I would agonize over how easy it was for me to detach as I went through whatever activity I had chosen, likely defeating a large percentage of the purpose of the self-care - but still, I always arrived home calmer and more able to take care of Rebecca. More self-full in service of my child - though I beat myself up to get there each time.

This weekend, Evan and I went away, just the two of us, so that he could compete in a triathlon. It is also his birthday today (HAPPY BIRTHDAY EVAN!!) so we made the weekend celebratory, taking an extra day away after his race to just let loose. And we did - we drank, we ate, we gambled, we relaxed by the pool and we laughed. We talked without being interrupted by a 4 y.o. or screaming infant. We held hands, we flirted and we remembered how much fun the other is - something that gets lost in our day to day lives of wiping little butts, noses, faces and hands.

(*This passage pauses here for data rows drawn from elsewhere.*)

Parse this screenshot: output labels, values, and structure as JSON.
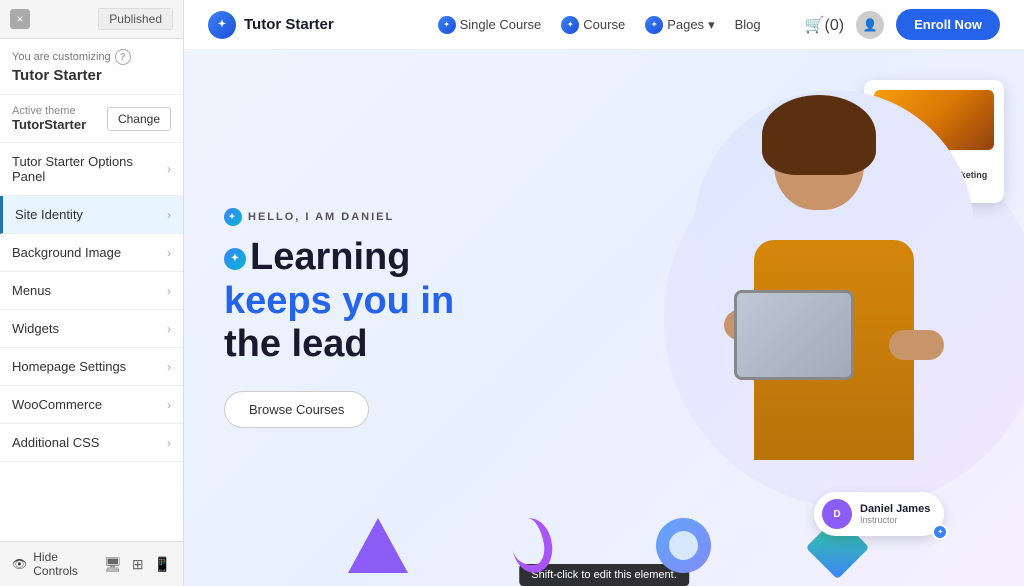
{
  "panel": {
    "close_icon": "×",
    "published_label": "Published",
    "customizing_label": "You are customizing",
    "customizing_title": "Tutor Starter",
    "help_icon": "?",
    "active_theme_label": "Active theme",
    "active_theme_name": "TutorStarter",
    "change_button": "Change",
    "menu_items": [
      {
        "label": "Tutor Starter Options Panel",
        "id": "options-panel"
      },
      {
        "label": "Site Identity",
        "id": "site-identity",
        "highlighted": true
      },
      {
        "label": "Background Image",
        "id": "background-image"
      },
      {
        "label": "Menus",
        "id": "menus"
      },
      {
        "label": "Widgets",
        "id": "widgets"
      },
      {
        "label": "Homepage Settings",
        "id": "homepage-settings"
      },
      {
        "label": "WooCommerce",
        "id": "woocommerce"
      },
      {
        "label": "Additional CSS",
        "id": "additional-css"
      }
    ],
    "hide_controls_label": "Hide Controls"
  },
  "nav": {
    "logo_icon": "✦",
    "logo_text": "Tutor Starter",
    "links": [
      {
        "label": "Single Course",
        "has_icon": true
      },
      {
        "label": "Course",
        "has_icon": true
      },
      {
        "label": "Pages",
        "has_dropdown": true
      },
      {
        "label": "Blog"
      }
    ],
    "cart_label": "(0)",
    "enroll_button": "Enroll Now"
  },
  "hero": {
    "hello_tag": "HELLO, I AM DANIEL",
    "title_line1": "Learning",
    "title_line2_blue": "keeps you in",
    "title_line3": "the lead",
    "browse_button": "Browse Courses",
    "course_card": {
      "stars": "★★★★",
      "title": "Email & Affiliate Marketing Mastermind"
    },
    "instructor": {
      "name": "Daniel James",
      "role": "Instructor"
    }
  },
  "tooltip": {
    "text": "Shift-click to edit this element."
  }
}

And after just 48 hours away, we drove back to my in-laws' to get Rebecca and Lila and bring them home and I was suddenly aware that I felt completely self-full. And as such, I was full of love for my family.

I drove home from my in-laws' house with the girls while Evan drove the other car alone. Lila slept in her car seat and Rebecca and I talked - truly talked - the entire way. We had a nonstop conversation about the weekend she had with Grandma and Grumpa, our plans for the rest of the Summer, and an upcoming trip that we are taking at the end of next week. We talked about the school year to come, and friends and family, and we made each other laugh. It felt like I was chatting with a good friend and was so. much. fun. She is such a big girl - but still so small and adorably hilarious without intending to be - and she makes me swell with pride at least once a day with her memory, sense of humor and imagination.

Back all together again, I was patient, played with, bathed and fed my daughters with a warmth that I hadn't felt in a long time, and even Evan and I were more gentle with each other.

I got in bed that night in awe of my life. Of my relationship with this little girl with whom I initially wanted none. Of my baby, who is a dream. Of my husband, who makes me happier than anyone else in the world. I am so grateful for this past weekend, the self-reflection that the Warrior Mom Conference opened up in me and Kate Kripke. And I finally don't feel guilty about that ability to detach anymore - because taking time for my self-fullness is entirely in service of my children, my husband and myself.